Neighbors on Delaware Street included Mrs Nelson next door, playmates Sandy and Barbara Hillman, Kenny Nevill and Dick Branz. I saw another friend, Buster Jacobsgard frequently because his dad and mine were avid bird hunters who carved wooden decoys wherever they could get together to do so (I still have a few of Dad’s old ducks and can’t believe the detail that went into them).
We’d drive on 66 in our ‘41 Oldsmobile whenever we went to the Jacobsgards or the Branzes. Usually we’d stop for gas at the intersection where Becker’s Marathon is now. There used to be gas stations at all four corners there! When we visited my grandparents in Milton, Illinois, we’d drive Route 66 south. This trip took us through strange-sounding places like Pontiac, Chenoa, Cayuga and Towanda that seemed to a boy as if they were on a different planet. One such trip on a snowy Christmas Day nearly ended in disaster when an old Ford with side curtains pulled across 66 in front of us.
After the war ended in 1945, my parents decided to move back “home.” It was a decision I didn’t understand and one that brought much sadness into my life. I remember pulling away from the big house on Delaware Street in the Olds for our new home in Pittsfield. The neighbors stood on the curb and waved. It was a sad event and for a long time I wondered when we were going back “home” to Dwight.
I grew to love our new home, but never completely forgot about Dwight and Route 66. In 1956 when I was a rebellious teenager, I bought a ‘41 Olds coupe for the princely sum of $200. The car’s only redeeming quality was that it was virtually indestructible. One summer afternoon, for reasons understood only by me, I decided I wanted to see Dwight again and took off in that direction, No map was necessary because the route was indelibly etched in mind, including all the turns required to get through larger towns like Springfield and Bloomington, even though it had been 11 years since I’d made my last trip. I stopped for gas at Dixie Truckers Home. Dwight’s silhouette appeared just before dark and I made a right turn off 66 at the filling station corner. Another right turn by the Catholic Church and another block down at the Congregational Church put me on Delaware Street. I parked in front of Mrs Nielson’s house and spoke with her while she sat on her porch. To my amazement, she recognized me and I was transported back to 1945. Former parishioners Elmer and Mary Bundersen invited me to spend the night and I was thankful. I’m certain nobody understood why I was there alone, even thought I offered some vague explanation about wanting to see Dwight again. My plan to find a job and live there was, no doubt, cause for some concern. I had to rethink this during the night, but still looked around for some kind of work the next morning. Naturally, there was nothing for an unknown kid from out of town. I was secretly grateful.

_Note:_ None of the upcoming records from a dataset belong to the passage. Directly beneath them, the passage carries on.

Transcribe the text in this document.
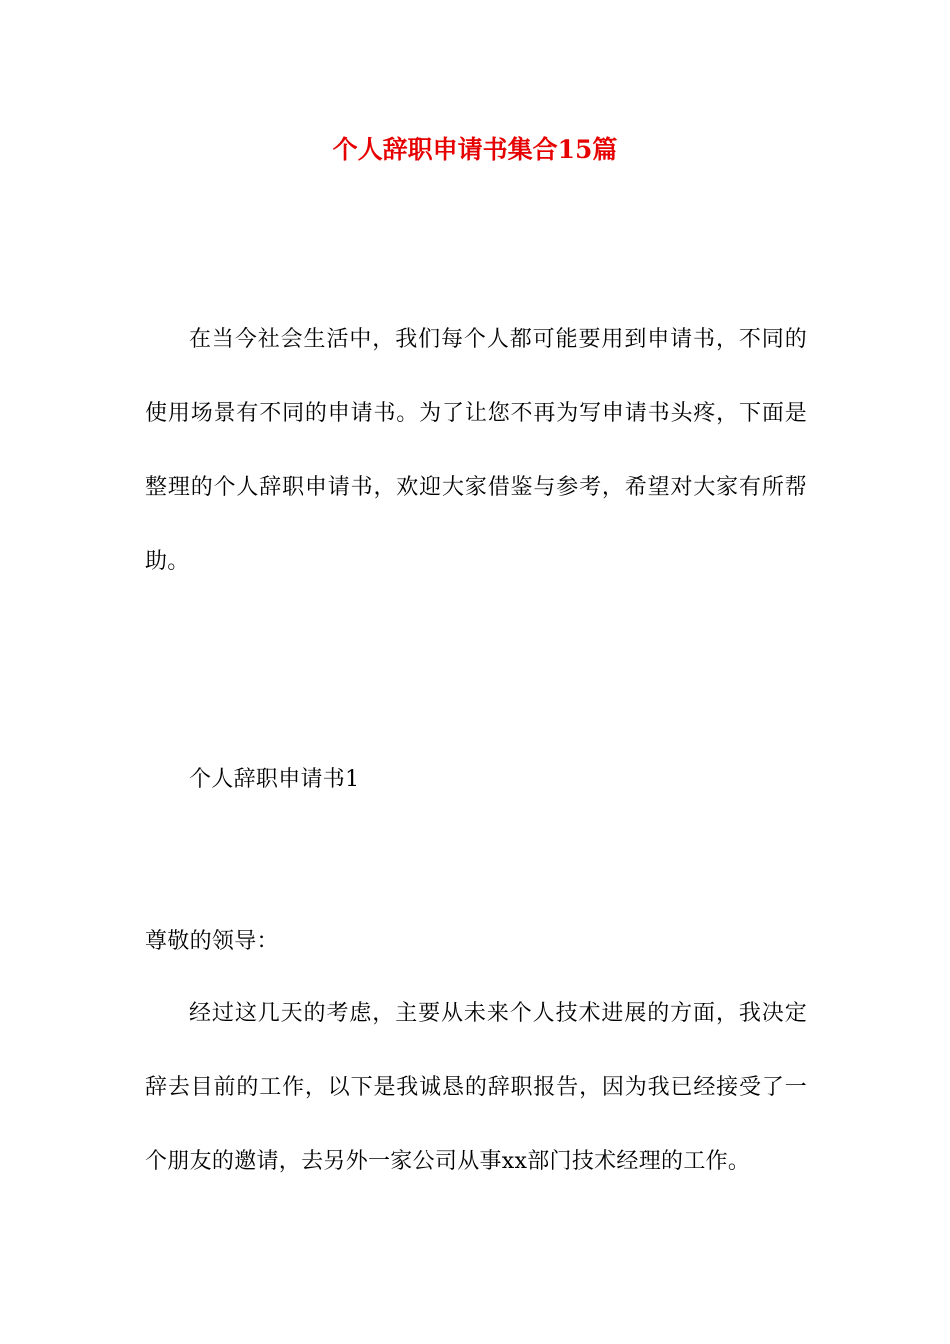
个人辞职申请书集合15篇
在当今社会生活中，我们每个人都可能要用到申请书，不同的使用场景有不同的申请书。为了让您不再为写申请书头疼，下面是整理的个人辞职申请书，欢迎大家借鉴与参考，希望对大家有所帮助。
个人辞职申请书1
尊敬的领导：
经过这几天的考虑，主要从未来个人技术进展的方面，我决定辞去目前的工作，以下是我诚恳的辞职报告，因为我已经接受了一个朋友的邀请，去另外一家公司从事xx部门技术经理的工作。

I got in touch with my friend Dick Branz that afternoon. He was working nights at the Standard station on 66 and asked me to join him during his shift. We filled gas tanks, checked oil levels and washed windshields non-stop until midnight. Dick convinced me it would be a good idea for him to call my dad and let him know I was safe and sound. It was great to hear Dad’s voice and I was struck with a consuming case of homesickness. I spend the night at Dick’s house. The next morning, his mom fixed a breakfast feast. Later, I made one more trip around Dwight to burn it all into my memory. Then I pointed the Olds’ long hood south and drove back home on Route 66.
My wife Mary Sue and I have driven Illinois 66 many times as members of the state association. Each time, I get a feeling of euphoria. We always drive through Dwight, sown Delaware Street, past the old parsonage that I would dearly love to walk thought just once more, and park downtown to stroll the streets that were mine fifty years ago.
I know Thomas Wolfe probably never drove Route 66 – it’s one road that can still take you home!